イクエージョングループをハッキングしたのは、「シャドーブローカーズ」と名乗る別のハッカー集団。彼らは、イクエージョングループ、即ち天下のNSAが使う、ハッキング用の攻撃ソフトやコンピューターウィルスの情報の一部をネット上にさらしてしまった。
▲2013年にNSAの秘密を暴露したエドワード・スノーデン氏
NSAの業務に従事していたエドワード・スノーデン氏がNSAの機密情報を公開し、世界中に大きな衝撃を与えたのは2013年のことた。スノーデン氏からNSAファイルを提供されたオンラインニュースメディアのジ・インターセプト(The Intercept)は、同社がまだ公開していないNSAファイルとの照合で、シャドーブローカーズが公開したハッキングツールはNSAによって作成されたもので間違いないと断定し、報じた。
今回公表されたNSAのハッキングツールには、米通信機器大手で世界最大級の通信機器メーカー・シスコシステムズ製のルーターのネットワーク上の脆弱さを突くツールが含まれていた。つまり、シスコだけでなくシスコの顧客も、その脆弱性をつかれてハッキングされる可能性があるのだ。しかしシスコはまだ修正のためのパッチを出していないとニューズウィークは報じている。これは大変なことで、公開されるハッキングツールが拡散し、悪用されれば、さまざまな企業の機密が流出し、企業活動そのものが停止してしまう恐れがありえるのだ。
シスコシステムズ社の製品はNTT東日本が採用するなど、大企業のみならず多くの日本の中小企業も使用しているはずである。
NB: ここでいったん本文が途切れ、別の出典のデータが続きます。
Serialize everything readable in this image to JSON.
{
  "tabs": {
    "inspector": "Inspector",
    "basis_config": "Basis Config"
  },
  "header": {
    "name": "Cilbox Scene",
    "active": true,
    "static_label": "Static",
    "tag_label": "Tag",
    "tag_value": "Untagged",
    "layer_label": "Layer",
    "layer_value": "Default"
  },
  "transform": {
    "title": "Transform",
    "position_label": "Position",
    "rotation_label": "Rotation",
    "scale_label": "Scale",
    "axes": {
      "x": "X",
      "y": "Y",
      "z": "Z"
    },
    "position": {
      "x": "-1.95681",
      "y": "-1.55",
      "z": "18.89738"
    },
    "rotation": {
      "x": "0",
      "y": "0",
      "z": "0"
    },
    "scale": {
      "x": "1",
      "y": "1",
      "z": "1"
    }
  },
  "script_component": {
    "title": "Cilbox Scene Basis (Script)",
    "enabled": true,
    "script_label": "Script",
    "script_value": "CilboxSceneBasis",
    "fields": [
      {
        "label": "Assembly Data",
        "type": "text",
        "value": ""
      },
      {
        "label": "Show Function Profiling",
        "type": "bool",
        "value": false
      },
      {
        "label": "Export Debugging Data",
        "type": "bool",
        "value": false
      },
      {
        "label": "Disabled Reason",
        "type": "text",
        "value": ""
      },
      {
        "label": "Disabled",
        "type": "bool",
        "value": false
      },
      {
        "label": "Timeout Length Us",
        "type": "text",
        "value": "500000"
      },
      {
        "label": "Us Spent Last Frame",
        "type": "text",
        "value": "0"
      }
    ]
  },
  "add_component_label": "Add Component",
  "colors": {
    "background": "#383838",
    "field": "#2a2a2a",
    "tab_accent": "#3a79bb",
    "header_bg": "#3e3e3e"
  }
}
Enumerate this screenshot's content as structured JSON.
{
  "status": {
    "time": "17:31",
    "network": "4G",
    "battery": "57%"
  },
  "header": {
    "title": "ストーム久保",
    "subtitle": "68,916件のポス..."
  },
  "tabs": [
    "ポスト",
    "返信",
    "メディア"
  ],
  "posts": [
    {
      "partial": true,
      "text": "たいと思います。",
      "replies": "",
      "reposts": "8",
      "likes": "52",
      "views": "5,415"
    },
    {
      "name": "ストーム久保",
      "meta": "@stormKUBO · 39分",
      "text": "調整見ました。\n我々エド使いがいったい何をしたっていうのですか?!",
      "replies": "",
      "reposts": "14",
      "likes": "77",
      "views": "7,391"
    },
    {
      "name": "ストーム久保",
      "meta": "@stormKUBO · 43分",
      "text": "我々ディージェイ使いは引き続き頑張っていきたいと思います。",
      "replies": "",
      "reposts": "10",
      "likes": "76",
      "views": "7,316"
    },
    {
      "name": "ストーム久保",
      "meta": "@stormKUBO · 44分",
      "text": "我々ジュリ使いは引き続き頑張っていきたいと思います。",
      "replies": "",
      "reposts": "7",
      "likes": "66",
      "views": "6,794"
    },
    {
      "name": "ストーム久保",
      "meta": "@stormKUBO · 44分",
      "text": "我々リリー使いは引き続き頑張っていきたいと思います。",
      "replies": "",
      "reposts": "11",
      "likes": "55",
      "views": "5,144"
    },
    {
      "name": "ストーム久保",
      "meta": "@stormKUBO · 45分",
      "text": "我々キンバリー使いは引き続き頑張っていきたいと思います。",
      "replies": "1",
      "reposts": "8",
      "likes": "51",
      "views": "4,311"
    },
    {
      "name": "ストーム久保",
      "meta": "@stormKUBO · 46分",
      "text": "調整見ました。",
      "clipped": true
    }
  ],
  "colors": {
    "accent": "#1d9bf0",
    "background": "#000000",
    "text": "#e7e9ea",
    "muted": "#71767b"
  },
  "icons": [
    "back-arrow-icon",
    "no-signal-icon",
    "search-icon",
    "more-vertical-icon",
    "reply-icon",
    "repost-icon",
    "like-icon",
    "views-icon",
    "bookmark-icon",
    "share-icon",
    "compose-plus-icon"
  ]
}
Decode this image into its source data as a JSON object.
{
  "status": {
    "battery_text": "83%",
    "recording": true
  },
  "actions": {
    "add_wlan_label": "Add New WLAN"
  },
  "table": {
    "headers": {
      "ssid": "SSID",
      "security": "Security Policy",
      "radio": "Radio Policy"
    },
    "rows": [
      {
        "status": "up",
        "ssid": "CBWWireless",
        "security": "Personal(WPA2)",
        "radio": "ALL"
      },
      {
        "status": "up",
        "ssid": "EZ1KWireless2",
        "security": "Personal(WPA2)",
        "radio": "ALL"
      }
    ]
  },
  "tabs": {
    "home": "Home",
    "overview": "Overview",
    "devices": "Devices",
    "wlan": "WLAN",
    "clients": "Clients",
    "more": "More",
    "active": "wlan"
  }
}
ハッカーさえもハッキングされてしまうのであれば、私たちのネット上の安全性はどうなってしまうのか? この件に関して、大手メディアは小さな記事を掲載するのみ(共同通信、日経新聞)で、その脅威が十分に報じられているとはいえない。そして後述のとおり、あの著名な投資家、ジョージ・ソロス氏が運営する団体もハッキングされていたのだ(こちらは日本の大手メディアの報道は皆無である!)。